Zwei Jahre ist es her, dass Karawanskij erstmals in den Bundestag gewählt wurde – damals begleitet von einigem Medienrummel. Die „Bild“ nominierte die gebürtige Leipzigerin als „Miss Bundestag“, andere Zeitungen sahen in der Parlamentsnovizin ein „neues, schönes Gesicht des Sozialismus“ und damit Konkurrenz für Sahra Wagenknecht, die Vizevorsitzende der Linksfraktion im Bundestag.
Ein hinkender Vergleich: Anders als die frühere Wortführerin der „Kommunistischen Plattform“ steht Karawanskij, die Mitglied im Finanzausschuss und Sprecherin für Kommunalfinanzen ist, den Reformern um Parteivize Dietmar Bartsch nahe.
Die studierte Politik- und Kulturwissenschaftlerin hat einen rasanten Aufstieg in ihrer Partei hinter sich: Obwohl sie schon seit einem Praktikum während ihres Studiums beim offenen Abgeordnetenbüro LinXXnet in Leipzig mit der Linken „sympathisiert“, wird sie erst 2008 Mitglied. Aber ein Jahr später übernimmt sie die Geschäftsführung der Kreistagsfraktion Nordsachsen, 2012 wird sie zur Vorsitzenden des Kreisverbands Nordwestsachsen gewählt.
2013 stellt der Landesverband Sachsen Karawanskij, die seit 2009 selbst zum Vorstand gehört, auf dem sicheren dritten Platz der Landesliste auf, vor prominenten Gesichtern wie Caren Lay und Sabine Zimmermann.

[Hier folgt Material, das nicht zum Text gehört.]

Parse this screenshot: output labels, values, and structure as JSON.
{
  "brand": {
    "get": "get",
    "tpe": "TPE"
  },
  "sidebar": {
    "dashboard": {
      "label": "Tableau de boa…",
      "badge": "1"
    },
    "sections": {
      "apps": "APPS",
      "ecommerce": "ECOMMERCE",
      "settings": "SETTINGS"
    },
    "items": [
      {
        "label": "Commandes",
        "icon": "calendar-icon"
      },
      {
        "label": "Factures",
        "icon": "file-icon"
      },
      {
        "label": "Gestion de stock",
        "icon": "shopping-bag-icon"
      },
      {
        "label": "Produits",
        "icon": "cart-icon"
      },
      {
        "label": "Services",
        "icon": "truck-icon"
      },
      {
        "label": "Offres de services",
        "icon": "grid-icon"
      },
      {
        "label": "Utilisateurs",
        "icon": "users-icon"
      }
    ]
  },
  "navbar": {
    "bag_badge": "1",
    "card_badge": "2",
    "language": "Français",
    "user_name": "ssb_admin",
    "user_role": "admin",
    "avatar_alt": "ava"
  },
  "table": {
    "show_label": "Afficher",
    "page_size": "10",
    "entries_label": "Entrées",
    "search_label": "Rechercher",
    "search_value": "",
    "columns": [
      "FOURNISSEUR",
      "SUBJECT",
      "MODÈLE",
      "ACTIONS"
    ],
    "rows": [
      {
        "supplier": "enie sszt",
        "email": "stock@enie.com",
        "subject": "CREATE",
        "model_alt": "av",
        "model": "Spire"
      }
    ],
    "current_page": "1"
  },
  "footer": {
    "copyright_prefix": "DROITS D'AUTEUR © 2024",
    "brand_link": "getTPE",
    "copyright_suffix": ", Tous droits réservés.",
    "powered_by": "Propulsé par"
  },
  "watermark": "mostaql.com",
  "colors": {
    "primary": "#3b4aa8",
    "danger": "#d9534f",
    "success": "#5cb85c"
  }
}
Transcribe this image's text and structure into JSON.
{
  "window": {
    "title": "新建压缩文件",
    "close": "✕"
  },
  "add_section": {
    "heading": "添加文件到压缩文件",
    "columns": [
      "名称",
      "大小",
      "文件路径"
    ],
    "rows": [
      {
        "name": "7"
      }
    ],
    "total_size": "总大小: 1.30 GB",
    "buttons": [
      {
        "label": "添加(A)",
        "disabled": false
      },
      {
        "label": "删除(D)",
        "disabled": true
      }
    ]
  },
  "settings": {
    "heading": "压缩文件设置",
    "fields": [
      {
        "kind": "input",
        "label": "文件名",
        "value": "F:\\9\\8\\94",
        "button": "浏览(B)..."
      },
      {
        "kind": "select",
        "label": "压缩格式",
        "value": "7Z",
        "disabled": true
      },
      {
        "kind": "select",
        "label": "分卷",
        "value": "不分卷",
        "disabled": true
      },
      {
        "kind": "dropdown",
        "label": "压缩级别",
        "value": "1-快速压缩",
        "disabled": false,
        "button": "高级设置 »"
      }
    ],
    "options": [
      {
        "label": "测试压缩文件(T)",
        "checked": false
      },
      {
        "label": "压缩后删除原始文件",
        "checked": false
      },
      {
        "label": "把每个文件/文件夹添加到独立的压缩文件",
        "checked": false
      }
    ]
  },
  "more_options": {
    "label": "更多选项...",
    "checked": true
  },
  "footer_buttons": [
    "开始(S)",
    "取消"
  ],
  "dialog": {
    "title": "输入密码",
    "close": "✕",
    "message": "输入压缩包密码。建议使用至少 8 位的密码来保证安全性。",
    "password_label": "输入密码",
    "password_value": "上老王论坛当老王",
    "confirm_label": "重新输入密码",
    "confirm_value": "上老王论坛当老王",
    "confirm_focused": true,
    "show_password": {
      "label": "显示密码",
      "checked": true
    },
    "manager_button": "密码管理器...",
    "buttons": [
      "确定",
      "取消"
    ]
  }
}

Karawanskijs Trumpf: Sie ist jung, klug, rhetorisch begabt. Vor allem aber steht sie als Vertreterin der „dritten Generation Ost“ für einen Wandel in der Partei: „Pragmatisch und ergebnisoffen diskutierend“, statt ideologisch und dogmatisch. Man traut ihr zu, Jüngere für Die Linke zu gewinnen. Eine bittere Notwendigkeit, denn die Mitgliedschaft der SED-Nachfolgepartei schrumpft und altert. Karawanskijs Gegenmittel: „Ich will zeigen, dass Politik auch Spaß machen kann“, sagt sie.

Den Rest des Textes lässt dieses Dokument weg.